Dutch actor and television presenter (1942–2025)

Joseph Jules Thomas Prinsen (9 June 1942 – 3 November 2025) was a Dutch actor, television presenter, singer and writer. He performed in the popular Dutch television programmes De stratemakeropzeeshow, Het Klokhuis, and De Zevensprong, and he also presented the quiz show Met het mes op tafel. He was decorated as an Officer of the Order of Orange-Nassau in 2004.

== Life and career ==
Prinsen was born in Vught on 9 June 1942. His father, Claudius Prinsen (1896–1952), was mayor of Breda and Roosendaal. After graduating from the Toneelschool Amsterdam, Prinsen debuted as a stage actor in 1969 in the play De kleine parade, directed by Wim Sonneveld.

In the early 1970s, Aart Staartjes created the children's television programme De stratemakeropzeeshow with lead roles for Wieteke van Dort, Prinsen and himself. It was a popular and occasionally controversial programme that introduced children to various topics. Prinsen became well known in the Netherlands for playing a character called Erik Engerd in this show. De stratemakeropzeeshow was followed in 1979 by J.J. De Bom voorheen De Kindervriend, in which Van Dort, Staartjes and Prinsen also played the lead roles. Prinsen played the role of Jan J. de Bom, the owner of a toy shop.

In 1982, he played a role in the television series De Zevensprong, based on the book by Tonke Dragt.
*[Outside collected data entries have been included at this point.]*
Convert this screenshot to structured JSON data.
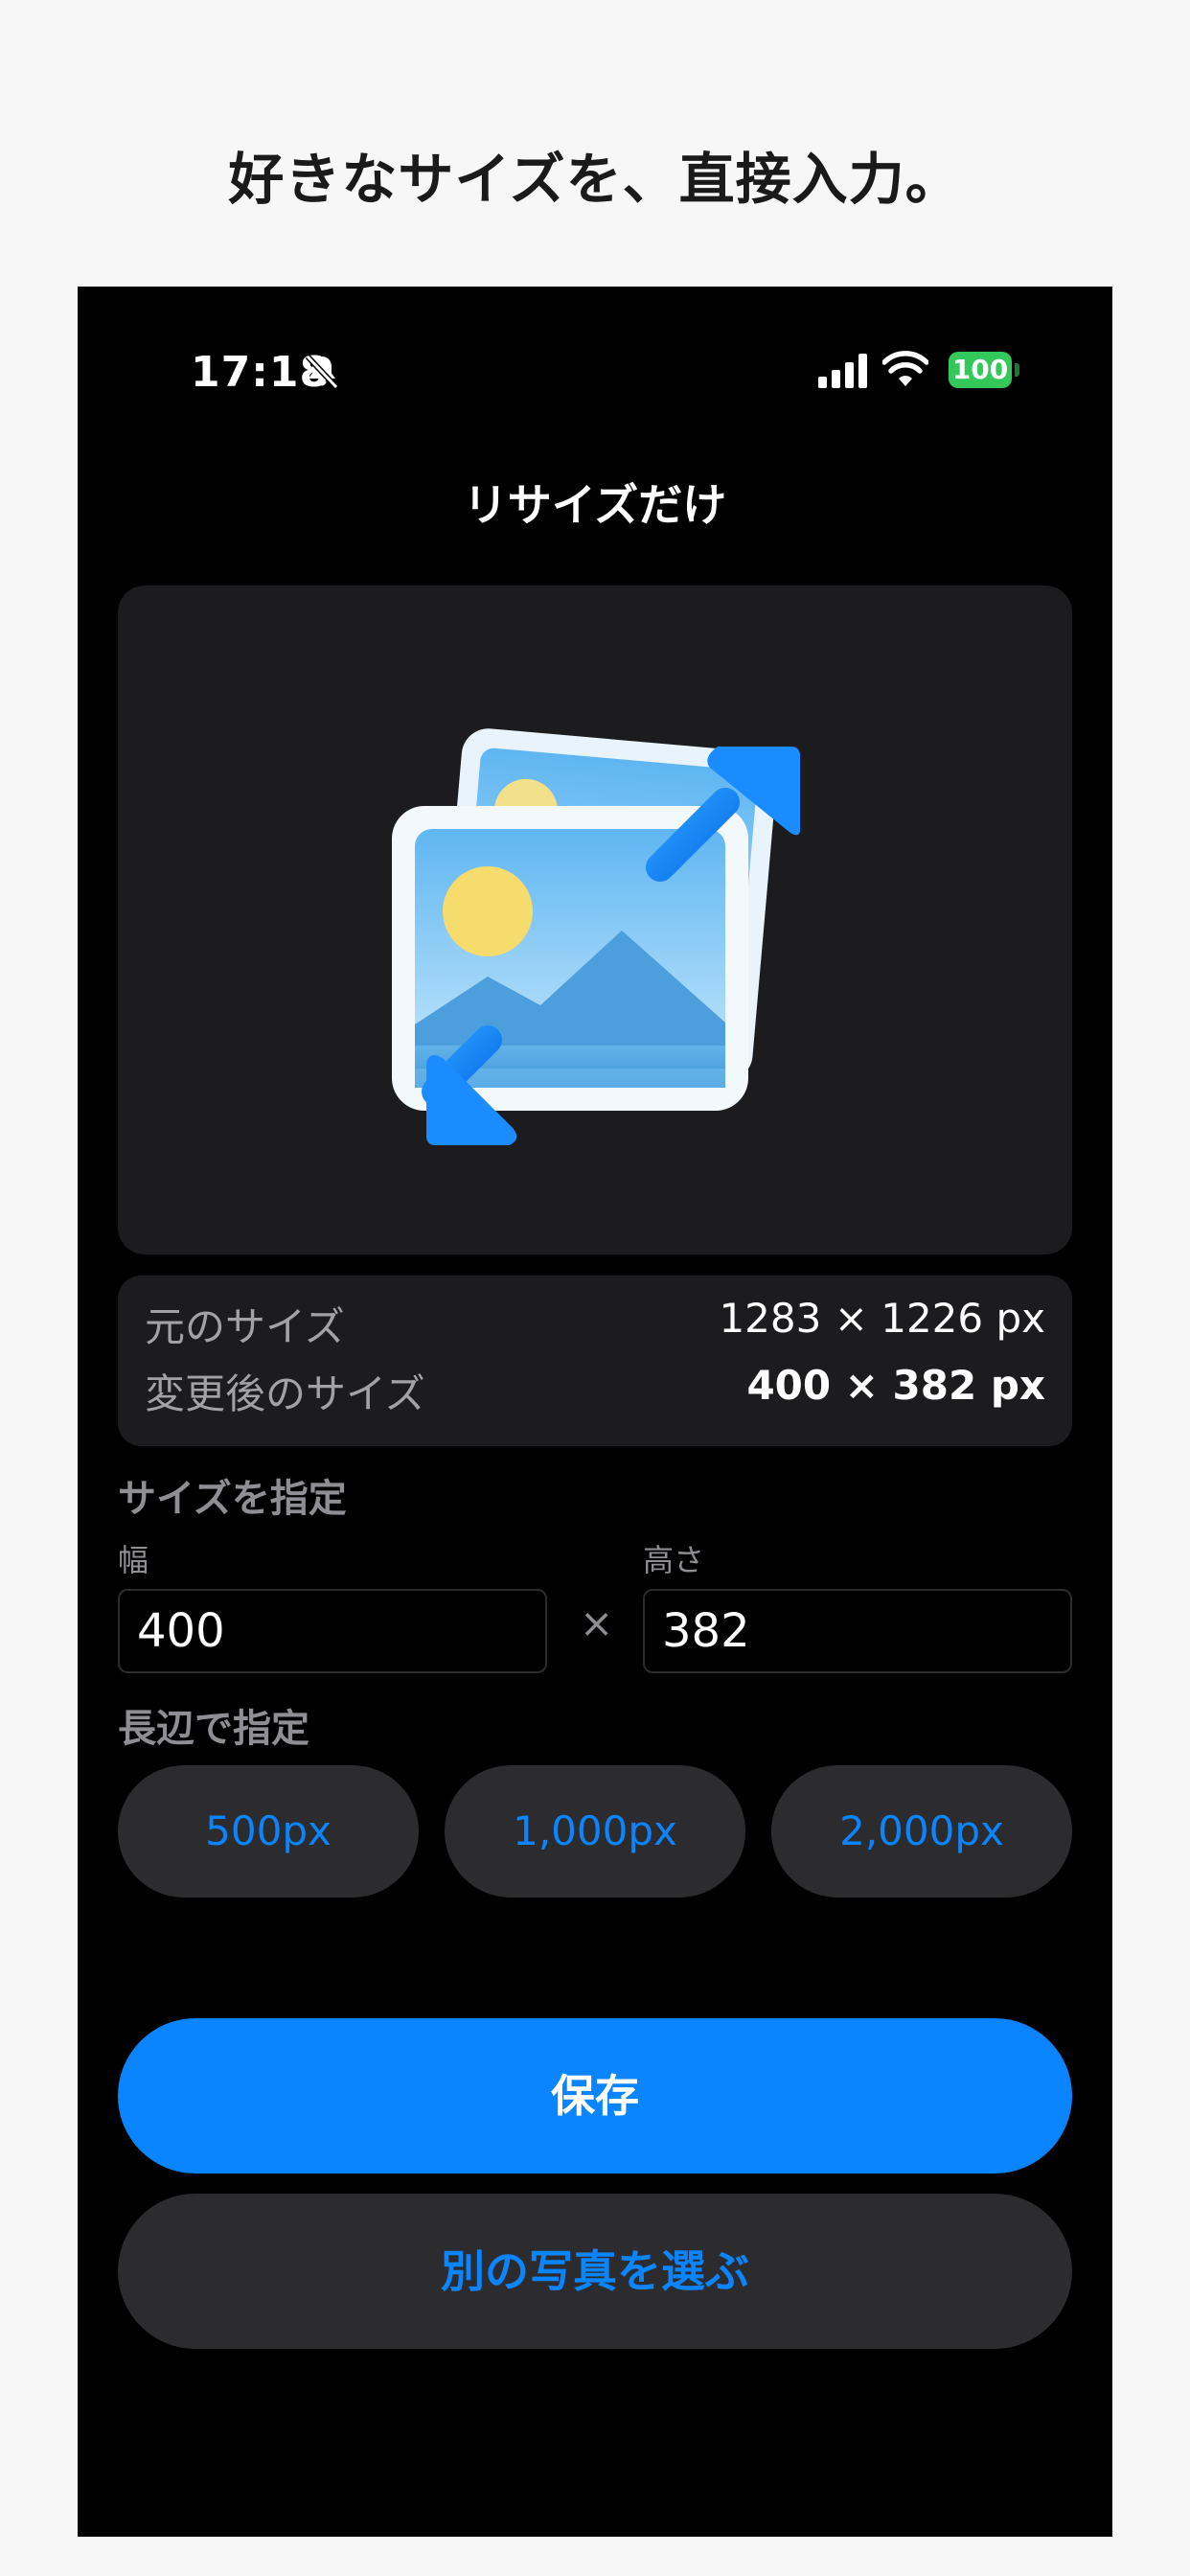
{
  "headline": "好きなサイズを、直接入力。",
  "status_bar": {
    "time": "17:18",
    "battery": "100",
    "icons": [
      "bell-slash-icon",
      "cellular-signal-icon",
      "wifi-icon",
      "battery-icon"
    ]
  },
  "nav": {
    "title": "リサイズだけ"
  },
  "preview": {
    "icon": "image-resize-icon"
  },
  "info": {
    "original_label": "元のサイズ",
    "original_value": "1283 × 1226 px",
    "resized_label": "変更後のサイズ",
    "resized_value": "400 × 382 px"
  },
  "size_spec": {
    "section_title": "サイズを指定",
    "width_label": "幅",
    "width_value": "400",
    "times": "×",
    "height_label": "高さ",
    "height_value": "382"
  },
  "long_side": {
    "section_title": "長辺で指定",
    "presets": [
      "500px",
      "1,000px",
      "2,000px"
    ]
  },
  "actions": {
    "save_label": "保存",
    "choose_label": "別の写真を選ぶ"
  },
  "colors": {
    "accent": "#0a84ff",
    "battery": "#34c759",
    "card": "#1c1c1e",
    "button_secondary": "#2c2c2e"
  }
}
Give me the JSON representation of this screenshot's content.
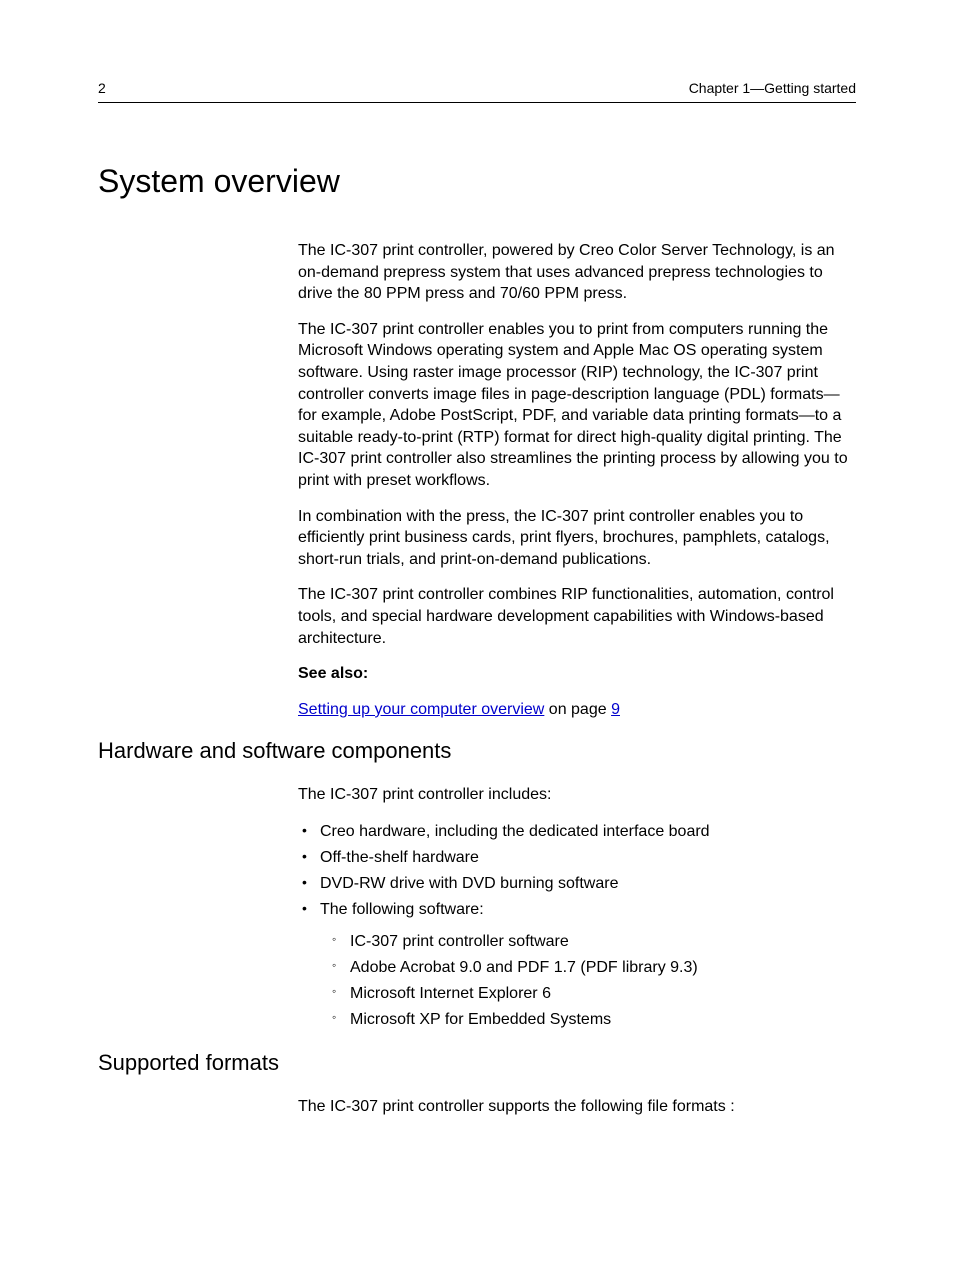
{
  "header": {
    "page_number": "2",
    "chapter": "Chapter 1—Getting started"
  },
  "h1": "System overview",
  "intro": {
    "p1": "The IC-307 print controller, powered by Creo Color Server Technology, is an on-demand prepress system that uses advanced prepress technologies to drive the 80 PPM press and 70/60 PPM press.",
    "p2": "The IC-307 print controller enables you to print from computers running the Microsoft Windows operating system and Apple Mac OS operating system software. Using raster image processor (RIP) technology, the IC-307 print controller converts image files in page-description language (PDL) formats—for example, Adobe PostScript, PDF, and variable data printing formats—to a suitable ready-to-print (RTP) format for direct high-quality digital printing. The IC-307 print controller also streamlines the printing process by allowing you to print with preset workflows.",
    "p3": "In combination with the press, the IC-307 print controller enables you to efficiently print business cards, print flyers, brochures, pamphlets, catalogs, short-run trials, and print-on-demand publications.",
    "p4": "The IC-307 print controller combines RIP functionalities, automation, control tools, and special hardware development capabilities with Windows-based architecture."
  },
  "see_also": {
    "label": "See also:",
    "link_text": "Setting up your computer overview",
    "middle": " on page ",
    "page_link": "9"
  },
  "hw_section": {
    "title": "Hardware and software components",
    "lead": "The IC-307 print controller includes:",
    "items": [
      "Creo hardware, including the dedicated interface board",
      "Off-the-shelf hardware",
      "DVD-RW drive with DVD burning software",
      "The following software:"
    ],
    "sub_items": [
      "IC-307 print controller software",
      "Adobe Acrobat 9.0 and PDF 1.7 (PDF library 9.3)",
      "Microsoft Internet Explorer 6",
      "Microsoft XP for Embedded Systems"
    ]
  },
  "formats_section": {
    "title": "Supported formats",
    "lead": "The IC-307 print controller supports the following file formats :"
  }
}
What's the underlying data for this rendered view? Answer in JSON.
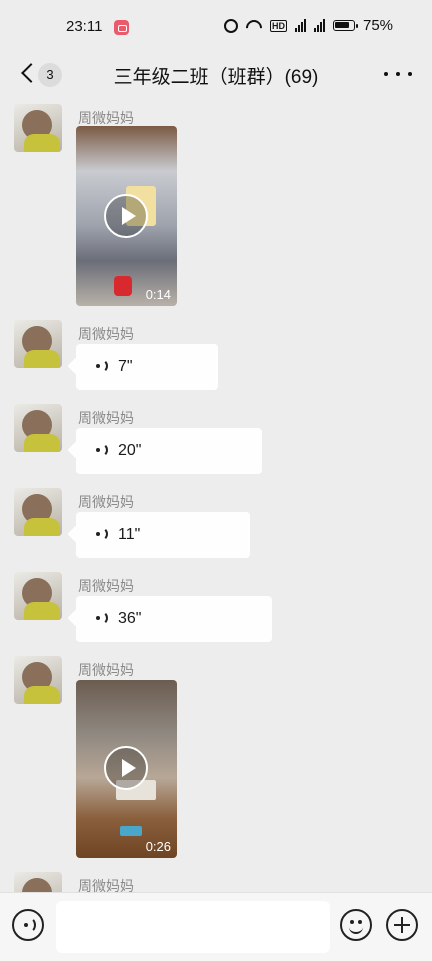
{
  "status_bar": {
    "time": "23:11",
    "battery": "75%"
  },
  "header": {
    "back_count": "3",
    "title": "三年级二班（班群）(69)"
  },
  "messages": [
    {
      "type": "video",
      "sender": "周微妈妈",
      "duration": "0:14"
    },
    {
      "type": "voice",
      "sender": "周微妈妈",
      "duration": "7\""
    },
    {
      "type": "voice",
      "sender": "周微妈妈",
      "duration": "20\""
    },
    {
      "type": "voice",
      "sender": "周微妈妈",
      "duration": "11\""
    },
    {
      "type": "voice",
      "sender": "周微妈妈",
      "duration": "36\""
    },
    {
      "type": "video",
      "sender": "周微妈妈",
      "duration": "0:26"
    },
    {
      "type": "partial",
      "sender": "周微妈妈"
    }
  ],
  "input": {
    "value": ""
  }
}
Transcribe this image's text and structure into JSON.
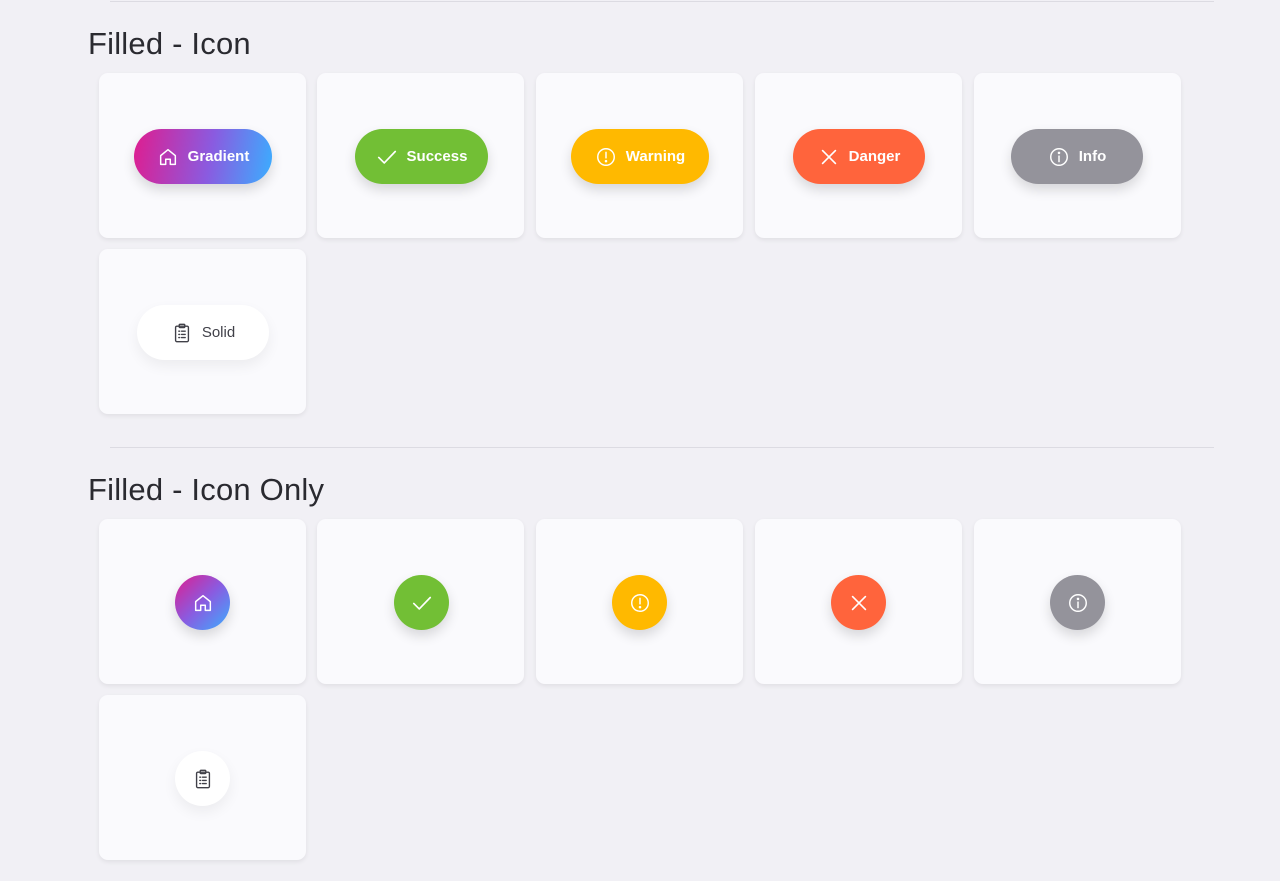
{
  "sections": [
    {
      "title": "Filled - Icon",
      "buttons": [
        {
          "label": "Gradient",
          "icon": "home-icon",
          "variant": "gradient"
        },
        {
          "label": "Success",
          "icon": "check-icon",
          "variant": "success"
        },
        {
          "label": "Warning",
          "icon": "alert-circle-icon",
          "variant": "warning"
        },
        {
          "label": "Danger",
          "icon": "close-icon",
          "variant": "danger"
        },
        {
          "label": "Info",
          "icon": "info-circle-icon",
          "variant": "info"
        },
        {
          "label": "Solid",
          "icon": "clipboard-icon",
          "variant": "solid"
        }
      ]
    },
    {
      "title": "Filled - Icon Only",
      "buttons": [
        {
          "icon": "home-icon",
          "variant": "gradient"
        },
        {
          "icon": "check-icon",
          "variant": "success"
        },
        {
          "icon": "alert-circle-icon",
          "variant": "warning"
        },
        {
          "icon": "close-icon",
          "variant": "danger"
        },
        {
          "icon": "info-circle-icon",
          "variant": "info"
        },
        {
          "icon": "clipboard-icon",
          "variant": "solid"
        }
      ]
    }
  ],
  "colors": {
    "gradient_start": "#df1d8f",
    "gradient_end": "#3aaeff",
    "success": "#72bf35",
    "warning": "#ffb900",
    "danger": "#ff643c",
    "info": "#94939b",
    "solid": "#ffffff",
    "background": "#f1f0f5",
    "card": "#fafafd"
  }
}
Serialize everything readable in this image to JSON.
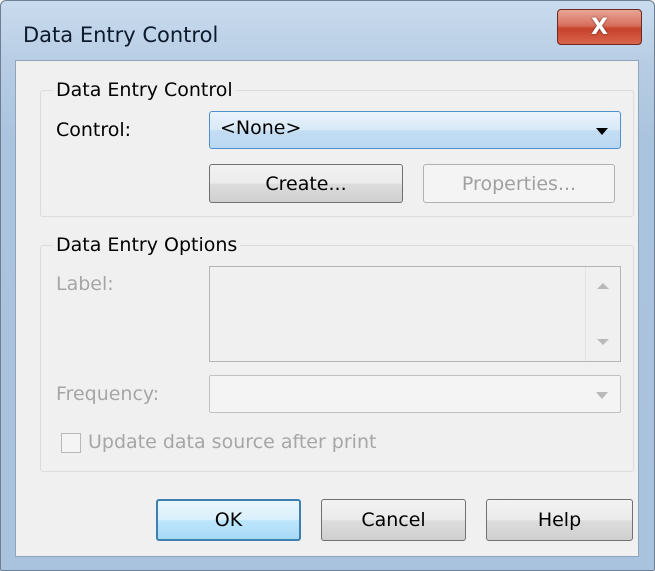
{
  "window": {
    "title": "Data Entry Control",
    "close_label": "X"
  },
  "data_entry_control_group": {
    "title": "Data Entry Control",
    "control_label": "Control:",
    "control_value": "<None>",
    "create_label": "Create...",
    "properties_label": "Properties..."
  },
  "data_entry_options_group": {
    "title": "Data Entry Options",
    "label_label": "Label:",
    "frequency_label": "Frequency:",
    "frequency_value": "",
    "update_checkbox_label": "Update data source after print",
    "update_checked": false
  },
  "footer": {
    "ok_label": "OK",
    "cancel_label": "Cancel",
    "help_label": "Help"
  }
}
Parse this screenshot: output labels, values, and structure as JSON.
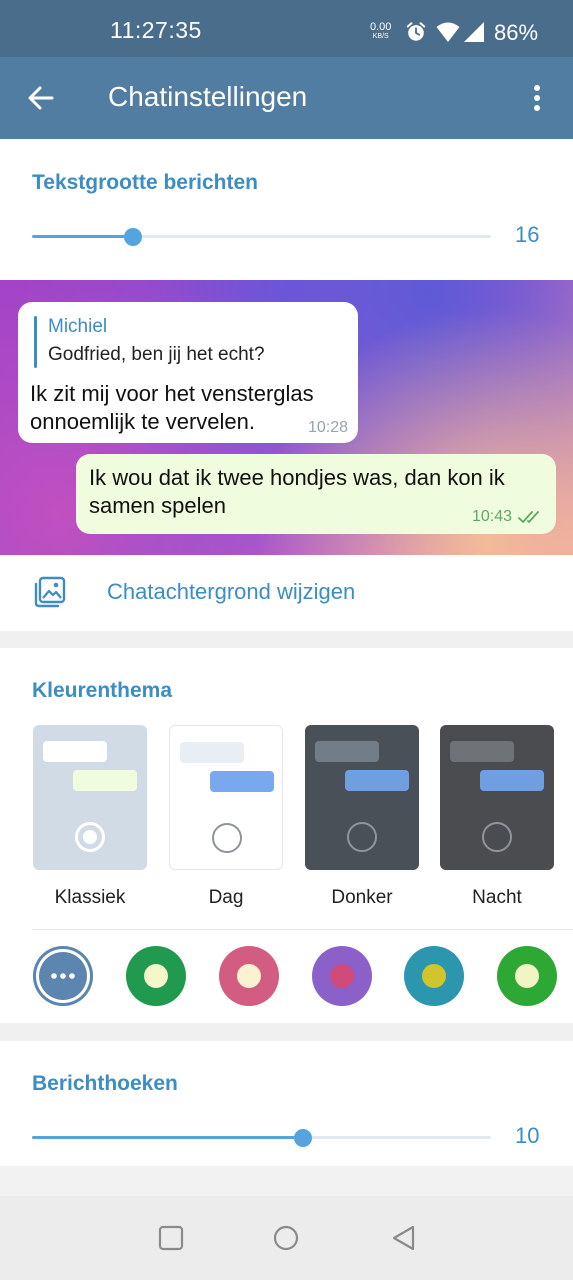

Prinsen played various roles in the educational children's programme Het Klokhuis since the early 1990s. He was the presenter of the quiz show Met het mes op tafel from 1997 until 2015.

He wrote columns for local newspapers, and he also wrote pieces for magazines about cycling and bridge. In March 2007, he published De scharrelaar, a collection of diary excerpts and columns he wrote. A year later, he published a book about bridge, titled Een goede speler is niet eerlijk.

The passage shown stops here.